- É só que ela é muito intensa. Eu não sei se consigo lidar com isso.
Ele diz, peito comprimido, pesado, culpado.
- Está dizendo que ela é demais pra você?
O silêncio durou um segundo.
- Não! Não foi isso.
- Cara, foi o que você disse.
E o amigo deu-lhe um soco no braço, sorriso no rosto.
- Não seja idiota.
- Bem, foram suas palavras.
- O que eu quero dizer é... Eu não acho que estamos vivendo no mesmo plano. É quase como se estivéssemos em universos paralelos, mas que não são iguais.

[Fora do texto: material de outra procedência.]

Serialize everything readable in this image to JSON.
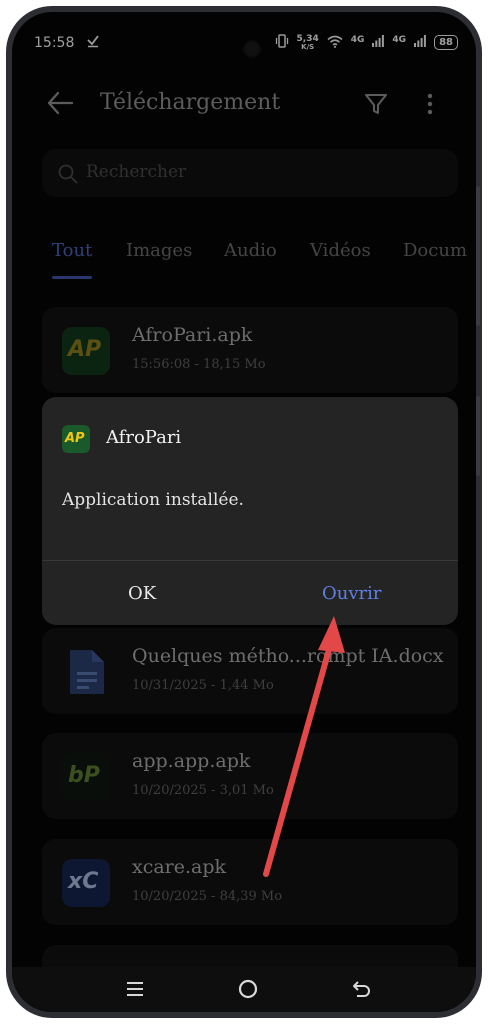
{
  "status_bar": {
    "time": "15:58",
    "download_icon": "check-download-icon",
    "net_speed_value": "5,34",
    "net_speed_unit": "K/S",
    "signal1_label": "4G",
    "signal2_label": "4G",
    "battery": "88"
  },
  "header": {
    "title": "Téléchargement",
    "back_icon": "back-arrow-icon",
    "filter_icon": "filter-icon",
    "more_icon": "more-vertical-icon"
  },
  "search": {
    "placeholder": "Rechercher"
  },
  "tabs": [
    {
      "label": "Tout",
      "active": true
    },
    {
      "label": "Images"
    },
    {
      "label": "Audio"
    },
    {
      "label": "Vidéos"
    },
    {
      "label": "Docum"
    }
  ],
  "files": [
    {
      "name": "AfroPari.apk",
      "meta": "15:56:08 - 18,15 Mo",
      "icon_text": "AP"
    },
    {
      "name": "Quelques métho...rompt IA.docx",
      "meta": "10/31/2025 - 1,44 Mo",
      "icon_text": ""
    },
    {
      "name": "app.app.apk",
      "meta": "10/20/2025 - 3,01 Mo",
      "icon_text": "bP"
    },
    {
      "name": "xcare.apk",
      "meta": "10/20/2025 - 84,39 Mo",
      "icon_text": "xC"
    }
  ],
  "dialog": {
    "app_name": "AfroPari",
    "icon_text": "AP",
    "message": "Application installée.",
    "ok_label": "OK",
    "open_label": "Ouvrir"
  },
  "colors": {
    "accent": "#5e7fe6",
    "annotation_arrow": "#e34848",
    "afropari_green": "#f0c814"
  }
}
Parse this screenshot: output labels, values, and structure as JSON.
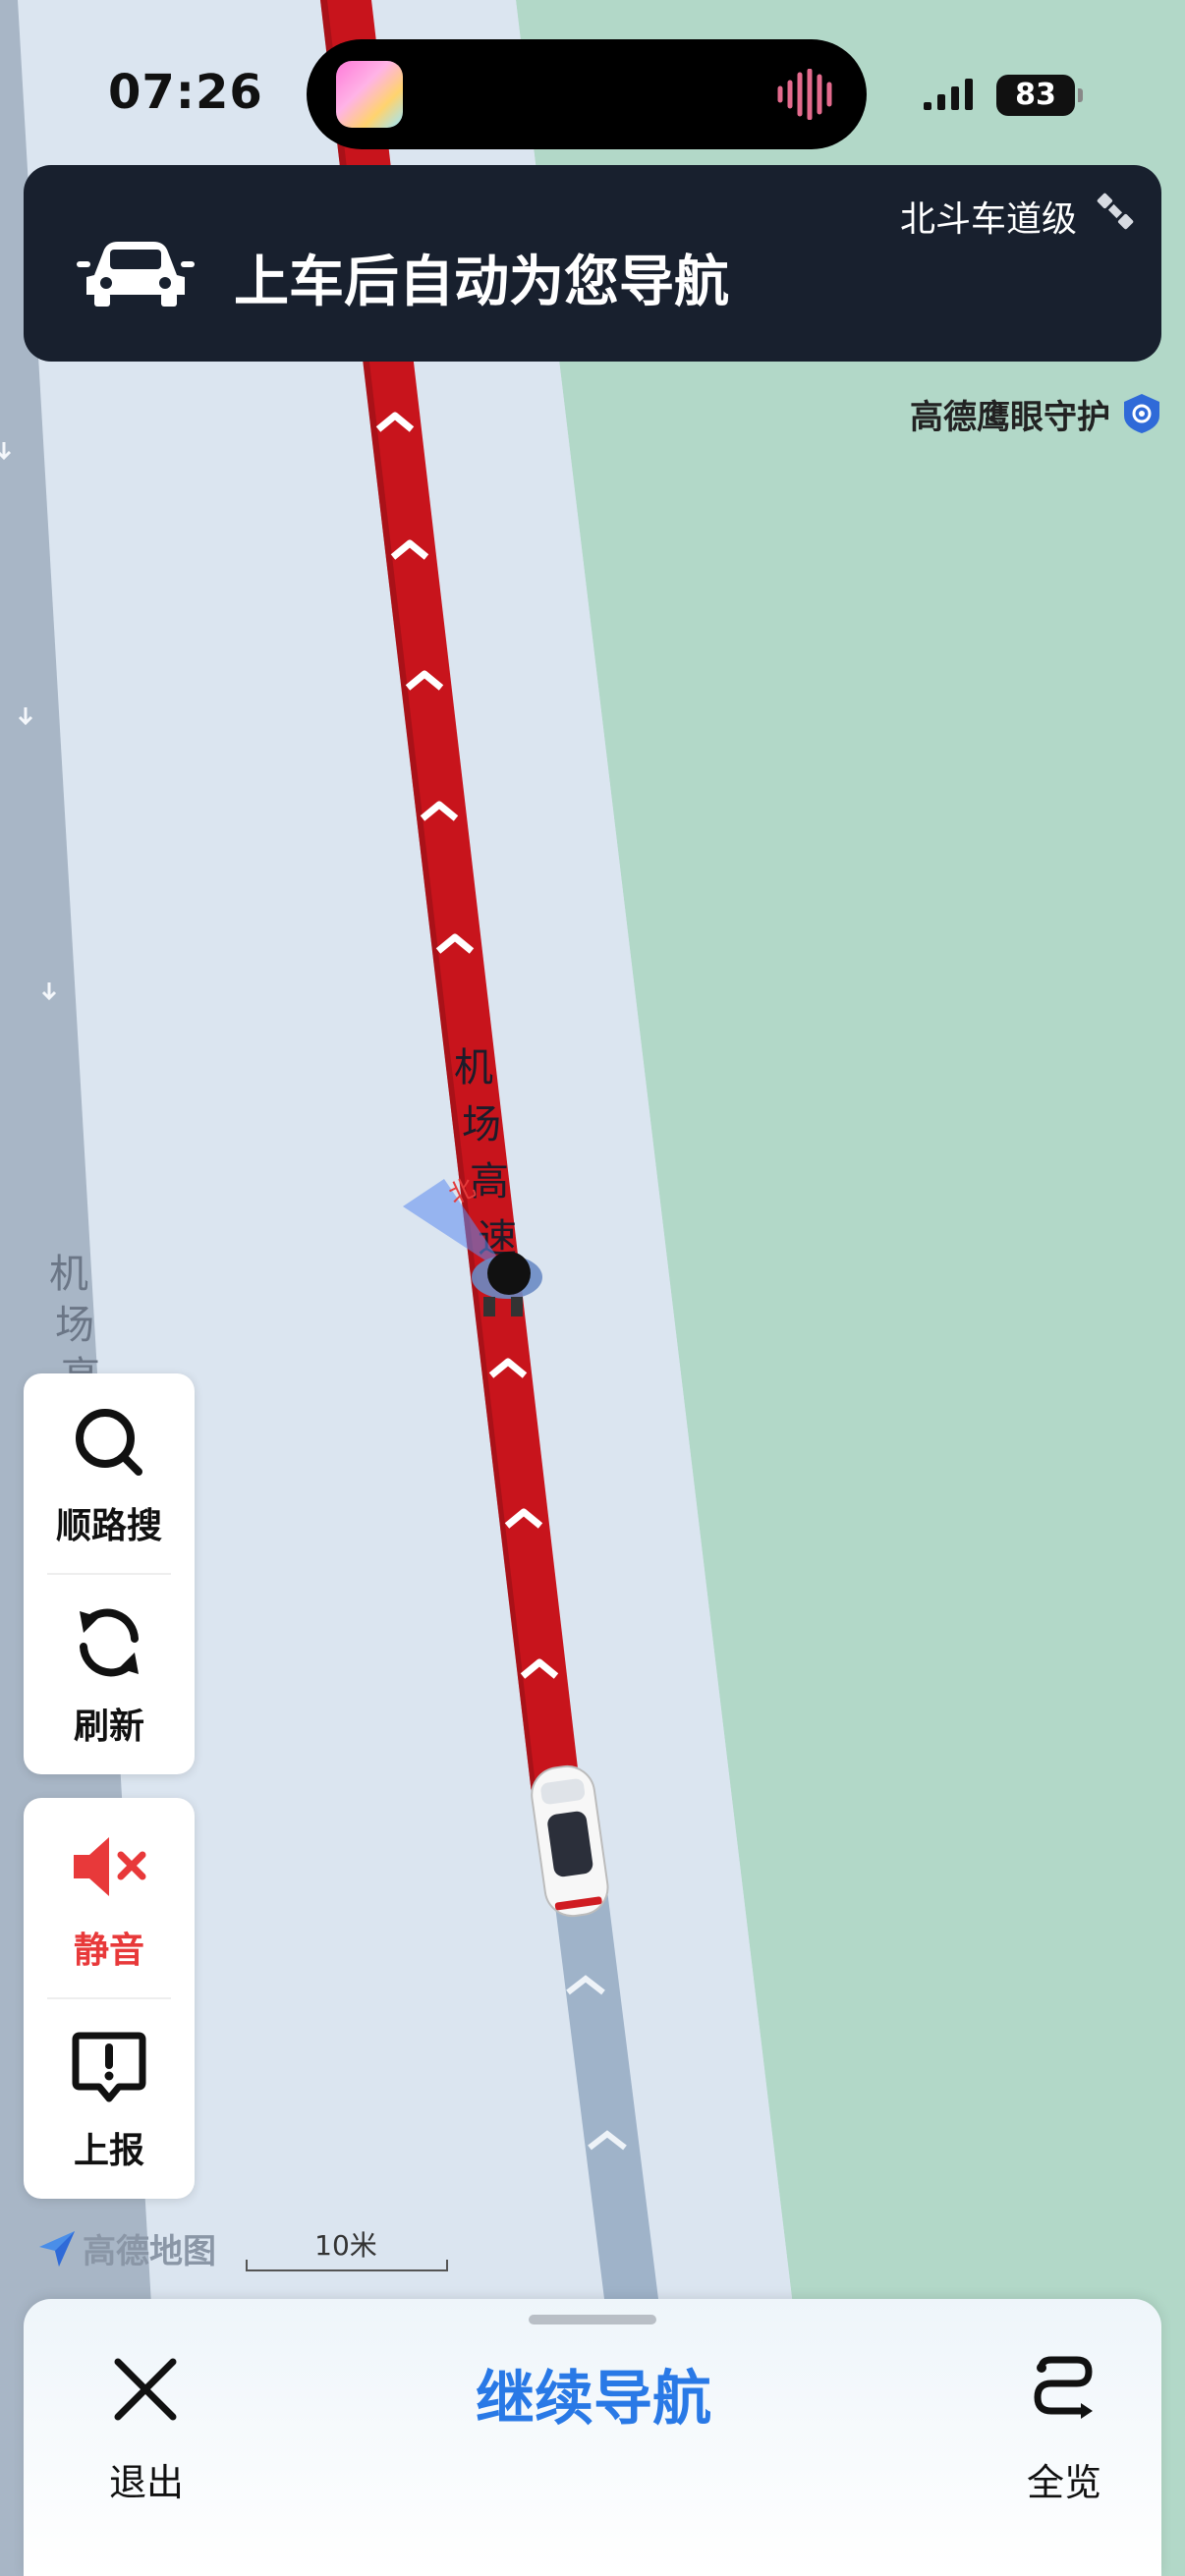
{
  "status_bar": {
    "time": "07:26",
    "battery": "83"
  },
  "nav_banner": {
    "text": "上车后自动为您导航",
    "beidou": "北斗车道级"
  },
  "eagle_eye": {
    "label": "高德鹰眼守护"
  },
  "map": {
    "road_name": "机场高速",
    "side_road_name": "机场高",
    "compass": "北",
    "colors": {
      "route": "#c8141c",
      "grass": "#b2d8c8",
      "road": "#dbe5f0",
      "side_road": "#a8b6c6"
    }
  },
  "tools": {
    "search": {
      "label": "顺路搜",
      "icon": "search-icon"
    },
    "refresh": {
      "label": "刷新",
      "icon": "refresh-icon"
    },
    "mute": {
      "label": "静音",
      "icon": "mute-icon",
      "color": "#e8393a"
    },
    "report": {
      "label": "上报",
      "icon": "report-icon"
    }
  },
  "brand": {
    "logo_text": "高德地图"
  },
  "scale": {
    "label": "10米"
  },
  "bottom": {
    "exit_label": "退出",
    "continue_label": "继续导航",
    "overview_label": "全览"
  }
}
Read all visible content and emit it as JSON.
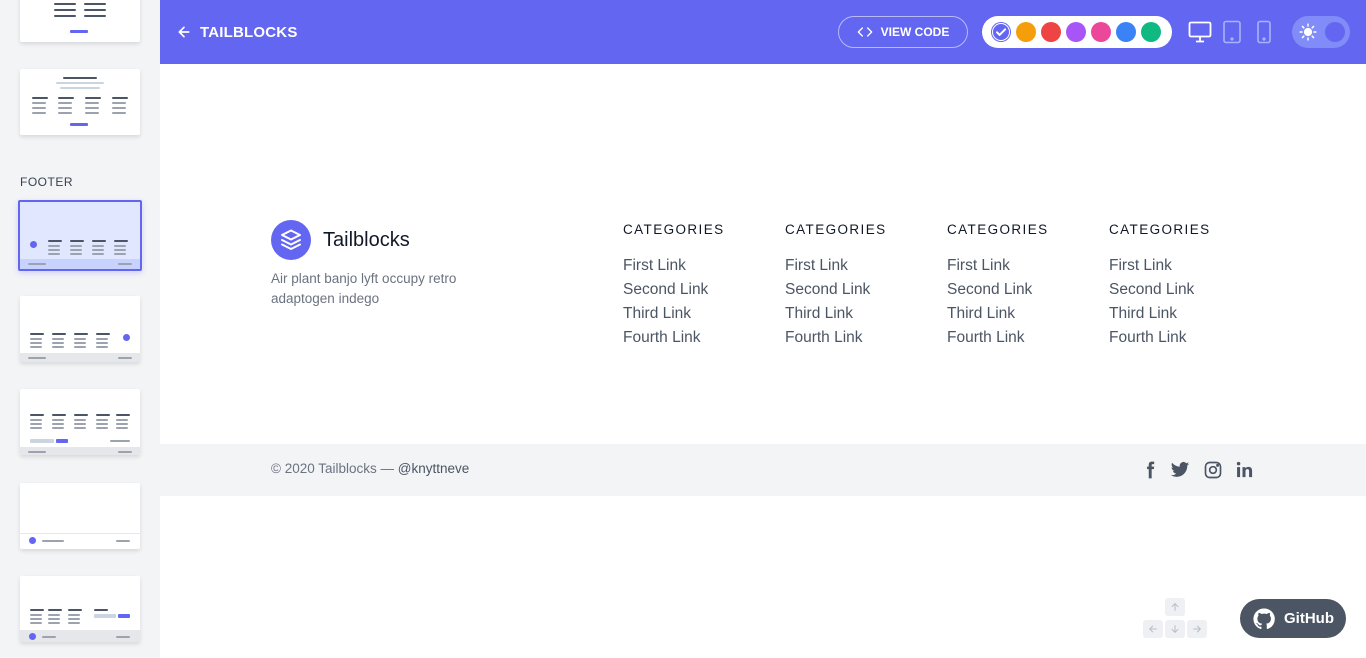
{
  "header": {
    "title": "TAILBLOCKS",
    "view_code_label": "VIEW CODE",
    "palette": [
      {
        "name": "indigo",
        "color": "#6366f1",
        "selected": true
      },
      {
        "name": "yellow",
        "color": "#f59e0b",
        "selected": false
      },
      {
        "name": "red",
        "color": "#ef4444",
        "selected": false
      },
      {
        "name": "purple",
        "color": "#a855f7",
        "selected": false
      },
      {
        "name": "pink",
        "color": "#ec4899",
        "selected": false
      },
      {
        "name": "blue",
        "color": "#3b82f6",
        "selected": false
      },
      {
        "name": "green",
        "color": "#10b981",
        "selected": false
      }
    ],
    "devices": [
      "desktop-icon",
      "tablet-icon",
      "phone-icon"
    ],
    "theme_toggle": "sun-icon"
  },
  "sidebar": {
    "section_label": "FOOTER"
  },
  "footer_block": {
    "brand_name": "Tailblocks",
    "brand_description": "Air plant banjo lyft occupy retro adaptogen indego",
    "columns": [
      {
        "title": "CATEGORIES",
        "links": [
          "First Link",
          "Second Link",
          "Third Link",
          "Fourth Link"
        ]
      },
      {
        "title": "CATEGORIES",
        "links": [
          "First Link",
          "Second Link",
          "Third Link",
          "Fourth Link"
        ]
      },
      {
        "title": "CATEGORIES",
        "links": [
          "First Link",
          "Second Link",
          "Third Link",
          "Fourth Link"
        ]
      },
      {
        "title": "CATEGORIES",
        "links": [
          "First Link",
          "Second Link",
          "Third Link",
          "Fourth Link"
        ]
      }
    ],
    "copyright": "© 2020 Tailblocks —",
    "handle": "@knyttneve",
    "social_icons": [
      "facebook-icon",
      "twitter-icon",
      "instagram-icon",
      "linkedin-icon"
    ]
  },
  "github_button": {
    "label": "GitHub"
  },
  "colors": {
    "accent": "#6366f1"
  }
}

A expressão do amigo era desacreditada.
- E agora você ficou todo metafísico, não fez nenhum sentido e está começando a soar como uma garotinha.
- Cala a boca.
- Estou só deixando as coisas claras. Primeiro você diz que não pode com ela, depois começa a soar como uma adolescente... Dá pra deixar um cara preocupado.
O amigo revira os olhos.
- Não é isso. É como se nós não falássemos a mesma língua Ela gosta de outras coisas, frequenta outros lugares, escuta musicas diferentes. Nós não concordamos em nada, temos que forçar um meio-termo em tudo... Eu meio que esperava que fosse mais natural. Mais fácil. E não é que não valha a pena, por que vale, mas eu fico preocupado com ela. Fico preocupado por que não acho que a esteja fazendo feliz. E ás vezes eu me pergunto se nós não devíamos deixar tudo isso pra lá, desistir dessa coisa que machuca a gente. Ir embora mesmo, sem olhar pra trás.
- Bobagem.
- Não é, cara...
- É sim. É só olhar pra ela. Dá pra ver que ela está feliz.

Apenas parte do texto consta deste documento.